“Blue Crush” knows something most surfing movies don’t acknowledge–that many non-pro surfers endure blue-collar jobs as a way to support their surfing, which is the only time they feel really alive. Surfers in the movies have traditionally been golden boys and girls who ride the waves to Beach Boys songs–and live, apparently, on air. In “Blue Crush,” we meet three Hawaiian surfers who work as hotel maids, live in a grotty rental, and are raising the kid sister of one of them. Despite this near-poverty, they look great; there is nothing like a tan and a bikini to overcome class distinctions.

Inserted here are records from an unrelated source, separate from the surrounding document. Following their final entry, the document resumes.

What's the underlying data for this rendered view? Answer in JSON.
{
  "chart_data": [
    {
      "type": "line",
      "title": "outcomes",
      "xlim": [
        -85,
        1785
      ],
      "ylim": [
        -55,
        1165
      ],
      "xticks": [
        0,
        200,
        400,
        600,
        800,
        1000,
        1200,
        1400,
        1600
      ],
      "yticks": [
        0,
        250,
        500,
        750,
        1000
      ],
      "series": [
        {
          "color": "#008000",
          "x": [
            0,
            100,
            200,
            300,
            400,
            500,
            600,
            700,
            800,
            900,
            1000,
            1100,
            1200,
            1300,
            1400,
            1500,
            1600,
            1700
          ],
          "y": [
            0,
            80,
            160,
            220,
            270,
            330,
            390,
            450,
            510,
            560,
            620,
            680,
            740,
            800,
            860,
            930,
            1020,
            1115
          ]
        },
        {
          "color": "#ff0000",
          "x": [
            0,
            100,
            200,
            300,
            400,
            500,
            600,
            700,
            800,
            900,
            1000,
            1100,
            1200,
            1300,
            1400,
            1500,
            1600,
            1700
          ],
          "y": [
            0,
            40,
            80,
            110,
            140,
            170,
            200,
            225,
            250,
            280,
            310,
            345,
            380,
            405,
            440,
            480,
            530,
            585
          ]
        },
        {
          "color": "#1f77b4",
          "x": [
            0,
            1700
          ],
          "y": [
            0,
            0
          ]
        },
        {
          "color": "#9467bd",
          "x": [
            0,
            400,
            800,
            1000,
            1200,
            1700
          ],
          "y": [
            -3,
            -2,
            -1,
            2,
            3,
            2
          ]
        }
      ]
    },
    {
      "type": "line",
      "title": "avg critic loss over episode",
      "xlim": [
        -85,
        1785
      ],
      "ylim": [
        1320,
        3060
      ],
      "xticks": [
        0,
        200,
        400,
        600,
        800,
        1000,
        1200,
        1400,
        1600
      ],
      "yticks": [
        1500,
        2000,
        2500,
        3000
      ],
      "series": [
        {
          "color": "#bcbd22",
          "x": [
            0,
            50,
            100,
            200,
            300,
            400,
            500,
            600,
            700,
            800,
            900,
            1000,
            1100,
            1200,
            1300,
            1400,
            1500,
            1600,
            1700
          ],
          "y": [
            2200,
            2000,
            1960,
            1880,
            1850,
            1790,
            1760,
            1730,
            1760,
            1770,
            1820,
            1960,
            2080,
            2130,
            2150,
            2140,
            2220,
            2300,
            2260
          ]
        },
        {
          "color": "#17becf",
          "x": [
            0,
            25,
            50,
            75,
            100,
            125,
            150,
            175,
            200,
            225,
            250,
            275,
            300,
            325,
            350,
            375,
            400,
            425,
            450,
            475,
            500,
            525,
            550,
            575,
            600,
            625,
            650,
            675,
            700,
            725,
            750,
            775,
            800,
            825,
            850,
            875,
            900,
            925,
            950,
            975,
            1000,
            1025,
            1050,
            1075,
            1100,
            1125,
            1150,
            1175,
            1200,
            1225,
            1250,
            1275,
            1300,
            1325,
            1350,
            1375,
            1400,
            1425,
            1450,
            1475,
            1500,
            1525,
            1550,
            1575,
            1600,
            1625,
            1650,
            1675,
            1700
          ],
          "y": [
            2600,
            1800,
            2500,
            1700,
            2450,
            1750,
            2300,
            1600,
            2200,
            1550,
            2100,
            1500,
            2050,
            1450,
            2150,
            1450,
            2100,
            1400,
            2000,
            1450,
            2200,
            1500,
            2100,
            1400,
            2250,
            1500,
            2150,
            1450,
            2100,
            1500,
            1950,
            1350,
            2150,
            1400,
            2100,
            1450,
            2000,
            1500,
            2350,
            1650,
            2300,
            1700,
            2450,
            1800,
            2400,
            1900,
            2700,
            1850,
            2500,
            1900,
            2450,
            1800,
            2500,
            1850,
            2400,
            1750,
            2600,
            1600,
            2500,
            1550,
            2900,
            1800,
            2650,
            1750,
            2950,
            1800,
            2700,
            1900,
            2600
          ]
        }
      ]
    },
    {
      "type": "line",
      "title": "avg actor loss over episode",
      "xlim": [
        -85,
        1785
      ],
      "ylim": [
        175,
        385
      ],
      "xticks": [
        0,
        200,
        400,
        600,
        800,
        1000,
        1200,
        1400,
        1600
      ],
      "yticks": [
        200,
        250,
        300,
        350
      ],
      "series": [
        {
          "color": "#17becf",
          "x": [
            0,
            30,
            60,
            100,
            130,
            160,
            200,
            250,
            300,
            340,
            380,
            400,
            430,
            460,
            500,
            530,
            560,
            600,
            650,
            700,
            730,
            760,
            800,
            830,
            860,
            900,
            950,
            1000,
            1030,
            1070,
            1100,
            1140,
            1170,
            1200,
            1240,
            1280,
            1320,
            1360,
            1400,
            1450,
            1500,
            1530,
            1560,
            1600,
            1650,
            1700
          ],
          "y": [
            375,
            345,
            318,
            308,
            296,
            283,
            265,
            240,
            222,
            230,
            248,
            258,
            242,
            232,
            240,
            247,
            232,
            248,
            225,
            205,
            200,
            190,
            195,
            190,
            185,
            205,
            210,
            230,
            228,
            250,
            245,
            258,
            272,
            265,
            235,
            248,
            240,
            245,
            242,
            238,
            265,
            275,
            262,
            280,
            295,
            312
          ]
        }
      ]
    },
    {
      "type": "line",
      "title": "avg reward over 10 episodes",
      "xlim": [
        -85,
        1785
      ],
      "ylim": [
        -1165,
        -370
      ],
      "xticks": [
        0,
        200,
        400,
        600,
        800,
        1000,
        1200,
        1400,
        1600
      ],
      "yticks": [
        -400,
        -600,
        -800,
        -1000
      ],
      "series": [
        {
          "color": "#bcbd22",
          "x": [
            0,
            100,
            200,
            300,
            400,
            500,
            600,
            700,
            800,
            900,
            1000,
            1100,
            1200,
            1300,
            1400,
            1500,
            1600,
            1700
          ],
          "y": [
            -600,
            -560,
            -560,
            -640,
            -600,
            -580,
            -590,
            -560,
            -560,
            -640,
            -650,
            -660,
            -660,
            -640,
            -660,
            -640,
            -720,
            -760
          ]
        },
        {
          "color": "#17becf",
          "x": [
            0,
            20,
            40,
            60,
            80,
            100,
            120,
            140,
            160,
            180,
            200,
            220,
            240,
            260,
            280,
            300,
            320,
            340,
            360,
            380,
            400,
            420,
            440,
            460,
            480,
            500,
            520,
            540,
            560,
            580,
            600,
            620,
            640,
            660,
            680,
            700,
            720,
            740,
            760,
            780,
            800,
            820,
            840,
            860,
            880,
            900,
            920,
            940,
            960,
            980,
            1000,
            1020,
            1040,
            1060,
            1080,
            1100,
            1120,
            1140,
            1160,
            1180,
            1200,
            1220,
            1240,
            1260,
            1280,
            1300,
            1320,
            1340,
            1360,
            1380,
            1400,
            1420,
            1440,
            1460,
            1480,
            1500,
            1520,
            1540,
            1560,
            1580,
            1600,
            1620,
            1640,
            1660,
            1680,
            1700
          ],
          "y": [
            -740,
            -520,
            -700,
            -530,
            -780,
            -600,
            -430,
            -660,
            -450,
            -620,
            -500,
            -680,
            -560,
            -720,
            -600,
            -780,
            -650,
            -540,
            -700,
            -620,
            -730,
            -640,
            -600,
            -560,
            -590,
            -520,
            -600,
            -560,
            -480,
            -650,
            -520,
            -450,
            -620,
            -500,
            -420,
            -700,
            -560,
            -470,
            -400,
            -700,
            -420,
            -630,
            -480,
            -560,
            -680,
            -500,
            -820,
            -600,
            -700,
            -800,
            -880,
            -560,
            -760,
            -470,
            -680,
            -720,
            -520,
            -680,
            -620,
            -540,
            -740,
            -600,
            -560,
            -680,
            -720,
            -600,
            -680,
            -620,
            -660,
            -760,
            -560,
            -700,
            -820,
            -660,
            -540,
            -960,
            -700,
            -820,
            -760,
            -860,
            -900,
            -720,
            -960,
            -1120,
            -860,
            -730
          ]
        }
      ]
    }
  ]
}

The movie, based on Susan Orlean’s magazine article “Surf Girls of Maui,” resembles the Nik Cohn journalism that inspired “Saturday Night Fever.” Both stories are about working-class kids escaping into the freedom and glamor of their obsessions. We hear fascination in their voices when they stop at a gas station and see, at another pump, famous professional women surfers who are in Hawaii for a big tournament. While it is true that Anne Marie might be able to make money as a member of a pro surfing team, it is also true, as it was of Tony Manero in “Saturday Night Fever,” that other things distract her, especially romance. She is not single-mindedly focused on her career.

And then of course the movie ends with the big showdown, with waves of awesome strength and feats of great surfing, with all the necessary dangers and setbacks. Even here, it doesn’t settle for what we thought was the predictable outcome.